# UK events/seminar dates?



## Sarah (Feb 12, 2006)

Hope this is the right place to post this, Its about MAC so I'd think so, anyway..
Basically I NEVER hear about events/seminars at counters which is annoying 
	

	
	
		
		

		
			





 so I was just wondering if anybody knows of any or hears about any in the future in London or close by and even Wales could maybe post about them, Id be so greatful 
	

	
	
		
		

		
		
	


	




 I went to one a couple of years back and had such fun I want to go to more.
Thanks in advance


----------



## Sanne (Feb 12, 2006)

maybe you can call the counters every week?? or ask a counter to call you when they have one?


----------



## poddygirl (Feb 12, 2006)

Are you on their customer lists?
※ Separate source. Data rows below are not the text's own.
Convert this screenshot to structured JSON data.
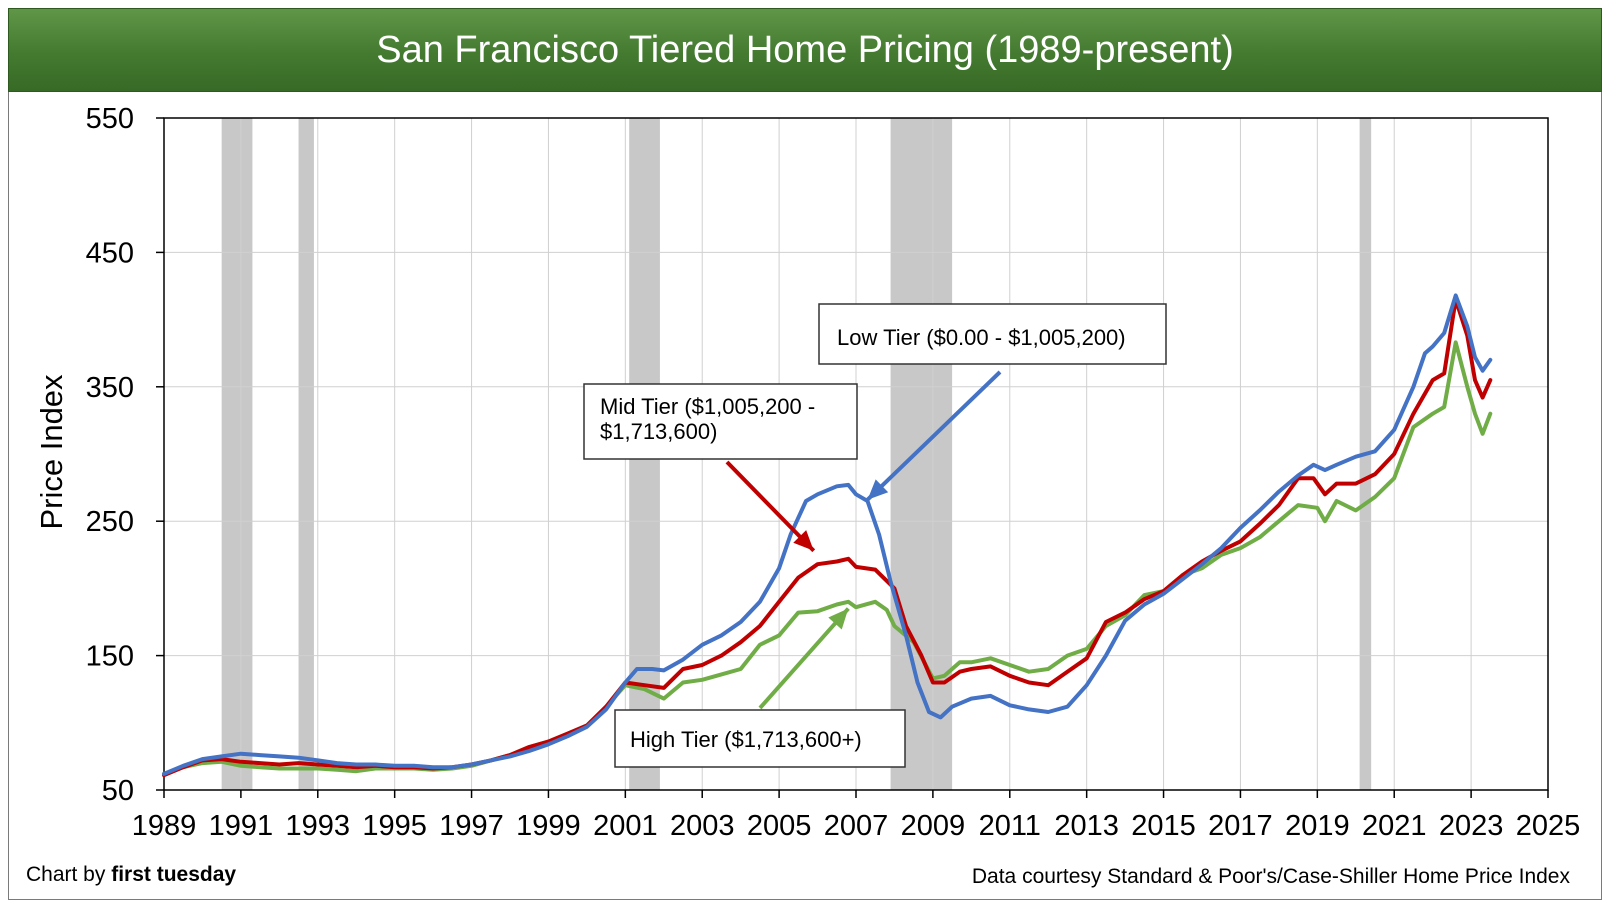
{
  "title": "San Francisco Tiered Home Pricing (1989-present)",
  "footer": {
    "credit_prefix": "Chart by ",
    "credit_brand": "first tuesday",
    "source": "Data courtesy Standard & Poor's/Case-Shiller Home Price Index"
  },
  "colors": {
    "low": "#4472c4",
    "mid": "#c00000",
    "high": "#70ad47",
    "recession": "#c8c8c8",
    "grid": "#d0d0d0"
  },
  "chart_data": {
    "type": "line",
    "title": "San Francisco Tiered Home Pricing (1989-present)",
    "ylabel": "Price Index",
    "xlabel": "",
    "xlim": [
      1989,
      2025
    ],
    "ylim": [
      50,
      550
    ],
    "xticks": [
      "1989",
      "1991",
      "1993",
      "1995",
      "1997",
      "1999",
      "2001",
      "2003",
      "2005",
      "2007",
      "2009",
      "2011",
      "2013",
      "2015",
      "2017",
      "2019",
      "2021",
      "2023",
      "2025"
    ],
    "yticks": [
      "550",
      "450",
      "350",
      "250",
      "150",
      "50"
    ],
    "grid": true,
    "recessions": [
      [
        1990.5,
        1991.3
      ],
      [
        1992.5,
        1992.9
      ],
      [
        2001.1,
        2001.9
      ],
      [
        2007.9,
        2009.5
      ],
      [
        2020.1,
        2020.4
      ]
    ],
    "annotations": {
      "low": {
        "line1": "Low Tier ($0.00 - $1,005,200)",
        "line2": ""
      },
      "mid": {
        "line1": "Mid Tier ($1,005,200 -",
        "line2": "$1,713,600)"
      },
      "high": {
        "line1": "High Tier ($1,713,600+)",
        "line2": ""
      }
    },
    "series": [
      {
        "name": "Low Tier ($0.00 - $1,005,200)",
        "key": "low",
        "points": [
          [
            1989,
            62
          ],
          [
            1989.5,
            68
          ],
          [
            1990,
            73
          ],
          [
            1990.5,
            75
          ],
          [
            1991,
            77
          ],
          [
            1991.5,
            76
          ],
          [
            1992,
            75
          ],
          [
            1992.5,
            74
          ],
          [
            1993,
            72
          ],
          [
            1993.5,
            70
          ],
          [
            1994,
            69
          ],
          [
            1994.5,
            69
          ],
          [
            1995,
            68
          ],
          [
            1995.5,
            68
          ],
          [
            1996,
            67
          ],
          [
            1996.5,
            67
          ],
          [
            1997,
            69
          ],
          [
            1997.5,
            72
          ],
          [
            1998,
            75
          ],
          [
            1998.5,
            79
          ],
          [
            1999,
            84
          ],
          [
            1999.5,
            90
          ],
          [
            2000,
            97
          ],
          [
            2000.5,
            110
          ],
          [
            2001,
            130
          ],
          [
            2001.3,
            140
          ],
          [
            2001.7,
            140
          ],
          [
            2002,
            139
          ],
          [
            2002.5,
            147
          ],
          [
            2003,
            158
          ],
          [
            2003.5,
            165
          ],
          [
            2004,
            175
          ],
          [
            2004.5,
            190
          ],
          [
            2005,
            215
          ],
          [
            2005.3,
            240
          ],
          [
            2005.7,
            265
          ],
          [
            2006,
            270
          ],
          [
            2006.5,
            276
          ],
          [
            2006.8,
            277
          ],
          [
            2007,
            270
          ],
          [
            2007.3,
            265
          ],
          [
            2007.6,
            240
          ],
          [
            2007.9,
            205
          ],
          [
            2008.3,
            165
          ],
          [
            2008.6,
            130
          ],
          [
            2008.9,
            108
          ],
          [
            2009.2,
            104
          ],
          [
            2009.5,
            112
          ],
          [
            2010,
            118
          ],
          [
            2010.5,
            120
          ],
          [
            2011,
            113
          ],
          [
            2011.5,
            110
          ],
          [
            2012,
            108
          ],
          [
            2012.5,
            112
          ],
          [
            2013,
            128
          ],
          [
            2013.5,
            150
          ],
          [
            2014,
            176
          ],
          [
            2014.5,
            188
          ],
          [
            2015,
            196
          ],
          [
            2015.5,
            207
          ],
          [
            2016,
            218
          ],
          [
            2016.5,
            230
          ],
          [
            2017,
            245
          ],
          [
            2017.5,
            258
          ],
          [
            2018,
            272
          ],
          [
            2018.5,
            284
          ],
          [
            2018.9,
            292
          ],
          [
            2019.2,
            288
          ],
          [
            2019.5,
            292
          ],
          [
            2020,
            298
          ],
          [
            2020.5,
            302
          ],
          [
            2021,
            318
          ],
          [
            2021.5,
            350
          ],
          [
            2021.8,
            375
          ],
          [
            2022,
            380
          ],
          [
            2022.3,
            390
          ],
          [
            2022.6,
            418
          ],
          [
            2022.9,
            395
          ],
          [
            2023.1,
            372
          ],
          [
            2023.3,
            362
          ],
          [
            2023.5,
            370
          ]
        ]
      },
      {
        "name": "Mid Tier ($1,005,200 - $1,713,600)",
        "key": "mid",
        "points": [
          [
            1989,
            61
          ],
          [
            1989.5,
            67
          ],
          [
            1990,
            72
          ],
          [
            1990.5,
            73
          ],
          [
            1991,
            71
          ],
          [
            1991.5,
            70
          ],
          [
            1992,
            69
          ],
          [
            1992.5,
            70
          ],
          [
            1993,
            69
          ],
          [
            1993.5,
            68
          ],
          [
            1994,
            67
          ],
          [
            1994.5,
            68
          ],
          [
            1995,
            67
          ],
          [
            1995.5,
            67
          ],
          [
            1996,
            66
          ],
          [
            1996.5,
            67
          ],
          [
            1997,
            69
          ],
          [
            1997.5,
            72
          ],
          [
            1998,
            76
          ],
          [
            1998.5,
            82
          ],
          [
            1999,
            86
          ],
          [
            1999.5,
            92
          ],
          [
            2000,
            98
          ],
          [
            2000.5,
            112
          ],
          [
            2001,
            130
          ],
          [
            2001.5,
            128
          ],
          [
            2002,
            126
          ],
          [
            2002.5,
            140
          ],
          [
            2003,
            143
          ],
          [
            2003.5,
            150
          ],
          [
            2004,
            160
          ],
          [
            2004.5,
            172
          ],
          [
            2005,
            190
          ],
          [
            2005.5,
            208
          ],
          [
            2006,
            218
          ],
          [
            2006.5,
            220
          ],
          [
            2006.8,
            222
          ],
          [
            2007,
            216
          ],
          [
            2007.5,
            214
          ],
          [
            2008,
            200
          ],
          [
            2008.3,
            172
          ],
          [
            2008.7,
            150
          ],
          [
            2009,
            130
          ],
          [
            2009.3,
            130
          ],
          [
            2009.7,
            138
          ],
          [
            2010,
            140
          ],
          [
            2010.5,
            142
          ],
          [
            2011,
            135
          ],
          [
            2011.5,
            130
          ],
          [
            2012,
            128
          ],
          [
            2012.5,
            138
          ],
          [
            2013,
            148
          ],
          [
            2013.5,
            175
          ],
          [
            2014,
            182
          ],
          [
            2014.5,
            192
          ],
          [
            2015,
            198
          ],
          [
            2015.5,
            210
          ],
          [
            2016,
            220
          ],
          [
            2016.5,
            228
          ],
          [
            2017,
            235
          ],
          [
            2017.5,
            248
          ],
          [
            2018,
            262
          ],
          [
            2018.5,
            282
          ],
          [
            2018.9,
            282
          ],
          [
            2019.2,
            270
          ],
          [
            2019.5,
            278
          ],
          [
            2020,
            278
          ],
          [
            2020.5,
            285
          ],
          [
            2021,
            300
          ],
          [
            2021.5,
            330
          ],
          [
            2022,
            355
          ],
          [
            2022.3,
            360
          ],
          [
            2022.6,
            415
          ],
          [
            2022.9,
            388
          ],
          [
            2023.1,
            355
          ],
          [
            2023.3,
            342
          ],
          [
            2023.5,
            355
          ]
        ]
      },
      {
        "name": "High Tier ($1,713,600+)",
        "key": "high",
        "points": [
          [
            1989,
            62
          ],
          [
            1989.5,
            67
          ],
          [
            1990,
            70
          ],
          [
            1990.5,
            71
          ],
          [
            1991,
            68
          ],
          [
            1991.5,
            67
          ],
          [
            1992,
            66
          ],
          [
            1992.5,
            66
          ],
          [
            1993,
            66
          ],
          [
            1993.5,
            65
          ],
          [
            1994,
            64
          ],
          [
            1994.5,
            66
          ],
          [
            1995,
            66
          ],
          [
            1995.5,
            66
          ],
          [
            1996,
            65
          ],
          [
            1996.5,
            66
          ],
          [
            1997,
            68
          ],
          [
            1997.5,
            72
          ],
          [
            1998,
            76
          ],
          [
            1998.5,
            82
          ],
          [
            1999,
            86
          ],
          [
            1999.5,
            92
          ],
          [
            2000,
            98
          ],
          [
            2000.5,
            112
          ],
          [
            2001,
            128
          ],
          [
            2001.5,
            125
          ],
          [
            2002,
            118
          ],
          [
            2002.5,
            130
          ],
          [
            2003,
            132
          ],
          [
            2003.5,
            136
          ],
          [
            2004,
            140
          ],
          [
            2004.5,
            158
          ],
          [
            2005,
            165
          ],
          [
            2005.5,
            182
          ],
          [
            2006,
            183
          ],
          [
            2006.5,
            188
          ],
          [
            2006.8,
            190
          ],
          [
            2007,
            186
          ],
          [
            2007.5,
            190
          ],
          [
            2007.8,
            184
          ],
          [
            2008,
            172
          ],
          [
            2008.5,
            160
          ],
          [
            2009,
            133
          ],
          [
            2009.3,
            135
          ],
          [
            2009.7,
            145
          ],
          [
            2010,
            145
          ],
          [
            2010.5,
            148
          ],
          [
            2011,
            143
          ],
          [
            2011.5,
            138
          ],
          [
            2012,
            140
          ],
          [
            2012.5,
            150
          ],
          [
            2013,
            155
          ],
          [
            2013.5,
            172
          ],
          [
            2014,
            180
          ],
          [
            2014.5,
            195
          ],
          [
            2015,
            198
          ],
          [
            2015.5,
            210
          ],
          [
            2016,
            215
          ],
          [
            2016.5,
            225
          ],
          [
            2017,
            230
          ],
          [
            2017.5,
            238
          ],
          [
            2018,
            250
          ],
          [
            2018.5,
            262
          ],
          [
            2019,
            260
          ],
          [
            2019.2,
            250
          ],
          [
            2019.5,
            265
          ],
          [
            2020,
            258
          ],
          [
            2020.5,
            268
          ],
          [
            2021,
            282
          ],
          [
            2021.5,
            320
          ],
          [
            2022,
            330
          ],
          [
            2022.3,
            335
          ],
          [
            2022.6,
            383
          ],
          [
            2022.9,
            350
          ],
          [
            2023.1,
            330
          ],
          [
            2023.3,
            315
          ],
          [
            2023.5,
            330
          ]
        ]
      }
    ]
  }
}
I remember you saying you go to HOF Bluewater - the MAs there always ask at the checkout if you are in their database. I get postcards and invites to the events there and I assume it is because I'm in their customer database. HTH.


----------



## Sarah (Feb 12, 2006)

Quote:

   Originally Posted by *poddygirl* 
_Are you on their customer lists? I remember you saying you go to HOF Bluewater - the MAs there always ask at the checkout if you are in their database. I get postcards and invites to the events there and I assume it is because I'm in their customer database. HTH._

 
Yep i'm on their database and have been for a year or so now but I still never get anything through the post which I always find weird maybe I'll get them to check my address is right next time I go, if it is I guess im just unlucky haha
Thanks for the reply anyway


----------